Tous ensemble contre le chômage et les licenciements

Communiqué de l’Initiative Communiste-Ouvrière :

Alors que le taux de chômage ne cesse d’augmenter, nous apprenons chaque jour une nouvelle fermeture d’usine, un nouveau plan de licenciement ou de nouvelles suppressions de postes.

Goodyear7.11

Face au rouleau compresseur patronal contre l’emploi, les travailleurs se battent. A La Redoute, où 700 emplois sont menacés, 1.200 salariés ont manifesté dans les rues de Lille le 7 novembre ; le même jour, les ouvriers ont bloqué l’usine Goodyear d’Amiens-Nord, alors que le PDG de Titan a annoncé être prêt à racheté l’usine mais en licenciant tous les ouvriers ; dans l’agroalimentaire, les travailleuses et travailleurs résistent par la grève contre la fermeture de leurs usines que ce soit à la conserverie Val-d’Aucy à Ciel, en Saône-et-Loire, ou à l’usine Marine Harvest de Poullaouen. En Alsace, ce sont les ouvriers de BASF qui se mobilisent contre les suppressions d’emploi. Les salariés de France Télévisions se sont mis massivement en grève le 7 novembre.

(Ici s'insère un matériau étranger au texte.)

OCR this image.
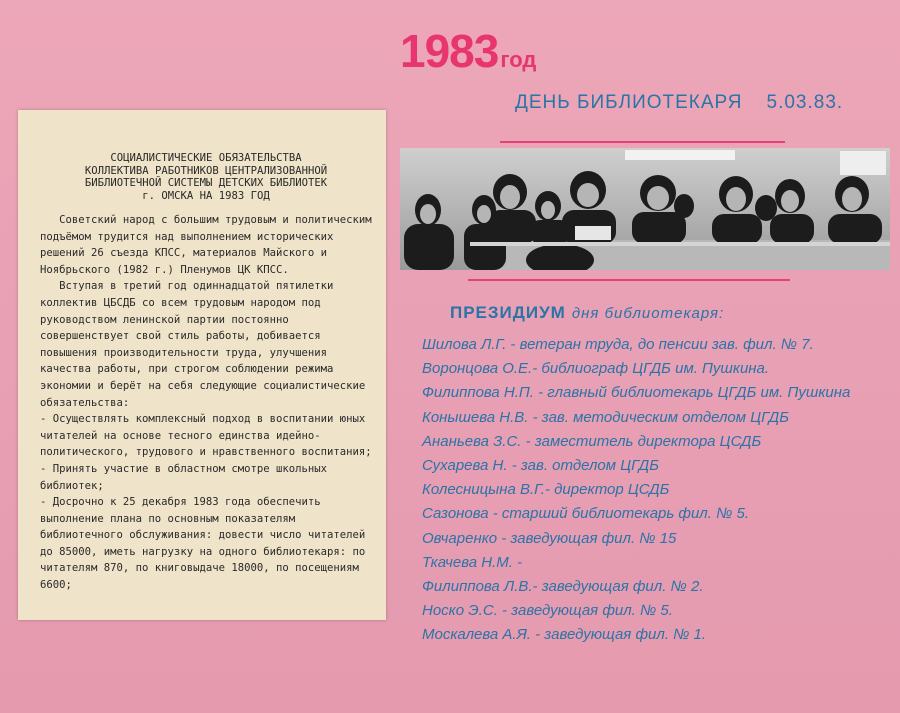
1983год
ДЕНЬ БИБЛИОТЕКАРЯ 5.03.83.
СОЦИАЛИСТИЧЕСКИЕ ОБЯЗАТЕЛЬСТВА
КОЛЛЕКТИВА РАБОТНИКОВ ЦЕНТРАЛИЗОВАННОЙ
БИБЛИОТЕЧНОЙ СИСТЕМЫ ДЕТСКИХ БИБЛИОТЕК
г. ОМСКА НА 1983 ГОД

Советский народ с большим трудовым и политическим подъёмом трудится над выполнением исторических решений 26 съезда КПСС, материалов Майского и Ноябрьского (1982 г.) Пленумов ЦК КПСС.

Вступая в третий год одиннадцатой пятилетки коллектив ЦБСДБ со всем трудовым народом под руководством ленинской партии постоянно совершенствует свой стиль работы, добивается повышения производительности труда, улучшения качества работы, при строгом соблюдении режима экономии и берёт на себя следующие социалистические обязательства:

- Осуществлять комплексный подход в воспитании юных читателей на основе тесного единства идейно-политического, трудового и нравственного воспитания;
- Принять участие в областном смотре школьных библиотек;
- Досрочно к 25 декабря 1983 года обеспечить выполнение плана по основным показателям библиотечного обслуживания: довести число читателей до 85000, иметь нагрузку на одного библиотекаря: по читателям 870, по книговыдаче 18000, по посещениям 6600;
ПРЕЗИДИУМ дня библиотекаря:
Шилова Л.Г. - ветеран труда, до пенсии зав. фил. № 7.
Воронцова О.Е.- библиограф ЦГДБ им. Пушкина.
Филиппова Н.П. - главный библиотекарь ЦГДБ им. Пушкина
Конышева Н.В. - зав. методическим отделом ЦГДБ
Ананьева З.С. - заместитель директора ЦСДБ
Сухарева Н. - зав. отделом ЦГДБ
Колесницына В.Г.- директор ЦСДБ
Сазонова - старший библиотекарь фил. № 5.
Овчаренко - заведующая фил. № 15
Ткачева Н.М. -
Филиппова Л.В.- заведующая фил. № 2.
Носко Э.С. - заведующая фил. № 5.
Москалева А.Я. - заведующая фил. № 1.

Aux quatre coins du pays, dans tous les secteurs d’activité, c’est un même combat. Si le chômage explose, du travail par contre, il n’y en a jamais eu autant dans nos boîtes, mais nous sommes de moins en moins nombreux pour produire plus. Partout la charge de travail explose à chaque suppression de poste. Pour ne prendre qu’un seul exemple, à l’usine PSA de Mulhouse, en dix mois, les effectifs du site ont diminué de 353 salariés, alors que la production quotidienne a augmenté de 30% ! Dans de nombreux hôpitaux ou bureaux de poste à travers le pays aussi, c’est régulièrement que les travailleurs débrayent pour obtenir des créations de postes.

Pour mettre fin aux licenciements, pour faire baisser le chômage, c’est tous ensemble qu’il va falloir se battre, du Nord Pas de Calais aux Bouches du Rhône, de la Bretagne à l’Alsace. Les directions syndicales nationales ne semblent pas vouloir impulser un tel mouvement, c’est donc à nous, dans nos boîtes, qu’il convient de militer pour aller vers un mouvement unitaire de tous les travailleurs.

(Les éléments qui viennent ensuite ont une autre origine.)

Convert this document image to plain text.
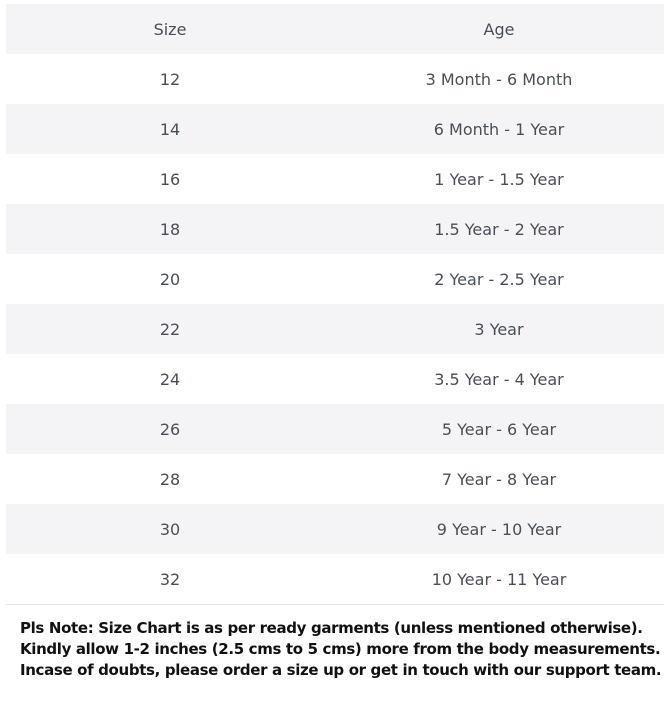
Size	Age
12	3 Month - 6 Month
14	6 Month - 1 Year
16	1 Year - 1.5 Year
18	1.5 Year - 2 Year
20	2 Year - 2.5 Year
22	3 Year
24	3.5 Year - 4 Year
26	5 Year - 6 Year
28	7 Year - 8 Year
30	9 Year - 10 Year
32	10 Year - 11 Year
Pls Note: Size Chart is as per ready garments (unless mentioned otherwise).
Kindly allow 1-2 inches (2.5 cms to 5 cms) more from the body measurements.
Incase of doubts, please order a size up or get in touch with our support team.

Pour faire reculer le chômage et la misère, nous savons bien que nous ne pouvons compter pas compter sur les politiciens au service des patrons qui licencient.

Mais nous, travailleuses et travailleurs, nous pouvons, en nous mobilisant, en bloquant partout nos lieux de travail, imposer la baisse du chômage, cette absurdité de la société capitaliste, qui fait que l’on crève de surcharge de boulot dans les ateliers et les services alors que l’on crève du chômage devant les agences pôle emploi.

Interdiction des licenciements, arrêt des suppressions de postes, une embauche pour chaque départ en retraite, réduction du temps et de la charge de travail (sans réduction de salaire) jusqu’à l’abolition du chômage, voilà quelques unes des revendications du mouvement ouvrier à opposer au rouleau compresseur de casse de l’emploi du MEDEF et de ses laquais du gouvernement.